Summary
The Johan Sverdrup field will, at maximum, contribute 25% of the total oil production from the Norwegian Continental Shelf (NCS). Plateau production from the fully developed field is estimated at 550,000 to 650,000 BOE/D. Geochemical formation-water interpretation and development of a scale-management strategy have been performed to ensure high well productivity and process regularity of the field.
Uncertainty over the composition of formation water made the decision to inject normal seawater or low-sulfate seawater into the reservoir for pressure support a challenge. Water compositions in samples obtained from appraisal wells were unusual for the Norwegian North Sea, being sulfate-rich with negligible barium. This was suspected to be an artifact of drilling-fluid contamination, and corrections were applied to obtain representative estimates. These estimates confirmed that the formation waters had variable salinity (21–48 g/L chloride), and were indeed sulfate-rich (94–746 mg/L) and barium-depleted (< 6 mg/L). The compositions may reflect (a) mixing of formation waters across the field over geological time and/or (b) interactions with the underlying Zechstein group (anhydrite). The focus here is on issue (b) because a detailed evaluation of local/regional aquifer movements in geological time, communication patterns, and flow restrictions is beyond the scope of this paper.

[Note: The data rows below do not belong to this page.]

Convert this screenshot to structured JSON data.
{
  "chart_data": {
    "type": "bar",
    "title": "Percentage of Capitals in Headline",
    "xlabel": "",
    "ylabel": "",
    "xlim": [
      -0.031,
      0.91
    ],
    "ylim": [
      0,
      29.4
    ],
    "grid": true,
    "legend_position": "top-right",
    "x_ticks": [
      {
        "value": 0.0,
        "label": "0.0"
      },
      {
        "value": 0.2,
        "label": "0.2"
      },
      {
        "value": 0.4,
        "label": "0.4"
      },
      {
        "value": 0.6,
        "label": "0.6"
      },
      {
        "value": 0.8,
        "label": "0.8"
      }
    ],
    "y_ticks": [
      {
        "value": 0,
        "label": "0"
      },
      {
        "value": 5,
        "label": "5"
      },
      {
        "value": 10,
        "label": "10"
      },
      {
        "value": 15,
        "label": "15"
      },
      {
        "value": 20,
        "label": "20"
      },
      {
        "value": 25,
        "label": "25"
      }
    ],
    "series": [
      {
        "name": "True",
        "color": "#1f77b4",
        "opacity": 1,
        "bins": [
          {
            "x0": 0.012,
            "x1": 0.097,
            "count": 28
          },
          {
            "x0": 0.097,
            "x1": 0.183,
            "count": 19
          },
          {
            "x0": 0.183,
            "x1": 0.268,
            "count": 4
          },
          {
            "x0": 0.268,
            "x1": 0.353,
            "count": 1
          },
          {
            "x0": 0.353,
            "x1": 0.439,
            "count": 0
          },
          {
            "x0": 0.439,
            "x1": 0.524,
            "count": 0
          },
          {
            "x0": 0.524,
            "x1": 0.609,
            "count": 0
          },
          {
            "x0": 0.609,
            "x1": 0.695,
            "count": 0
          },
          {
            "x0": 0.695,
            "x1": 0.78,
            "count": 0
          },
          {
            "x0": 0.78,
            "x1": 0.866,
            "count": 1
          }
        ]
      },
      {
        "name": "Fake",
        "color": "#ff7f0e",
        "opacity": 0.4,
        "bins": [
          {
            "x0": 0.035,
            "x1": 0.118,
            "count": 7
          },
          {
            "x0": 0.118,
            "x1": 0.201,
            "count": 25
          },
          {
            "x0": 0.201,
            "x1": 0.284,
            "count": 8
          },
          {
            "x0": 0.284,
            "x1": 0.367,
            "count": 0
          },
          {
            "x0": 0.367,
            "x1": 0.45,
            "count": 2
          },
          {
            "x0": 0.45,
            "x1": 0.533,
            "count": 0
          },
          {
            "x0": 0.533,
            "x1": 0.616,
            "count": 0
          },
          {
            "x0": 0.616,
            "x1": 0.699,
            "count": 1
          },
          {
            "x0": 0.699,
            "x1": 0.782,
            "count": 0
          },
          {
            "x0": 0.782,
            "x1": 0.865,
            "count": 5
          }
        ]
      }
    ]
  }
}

Three appraisal wells in the Geitungen Terrace showed barium-rich formation water outside the main reservoir area where no underlying Zechstein group was present. Initially, there were concerns about the scaling risks associated with mixing sulfate- and barium-rich formation waters. However, present geological understanding indicates insignificant aquifer volumes with barium, implying that full-field development and scale strategy do not need to consider barium-rich water.
Scale predictions were performed for various strategies: formation-water production, seawater injection, produced-water reinjection, and low-salinity/low-sulfate-water injection. Moderate strontium sulfate (SrSO4) and calcium carbonate (CaCO3) scalings are expected in the production wells. If third-party barium-rich waters are tied in, the topside barium sulfate (BaSO4) scaling risk increases.
This work has shown
Careful evaluation of formation-water samples/analyses reduces uncertainties associated with water compositions and increases confidence in results and decisions. Underlying geology can influence formation-water compositions. Good-quality water sampling is important for later-phase field development and scale management.
The implications for field development are
Seawater will be injected into the reservoir for pressure support, with no need for a sulfate-removal plant. Produced-water reinjection will gradually replace seawater to minimize environmental impact. Downhole scale-inhibitor injection has been recommended to protect the upper completion.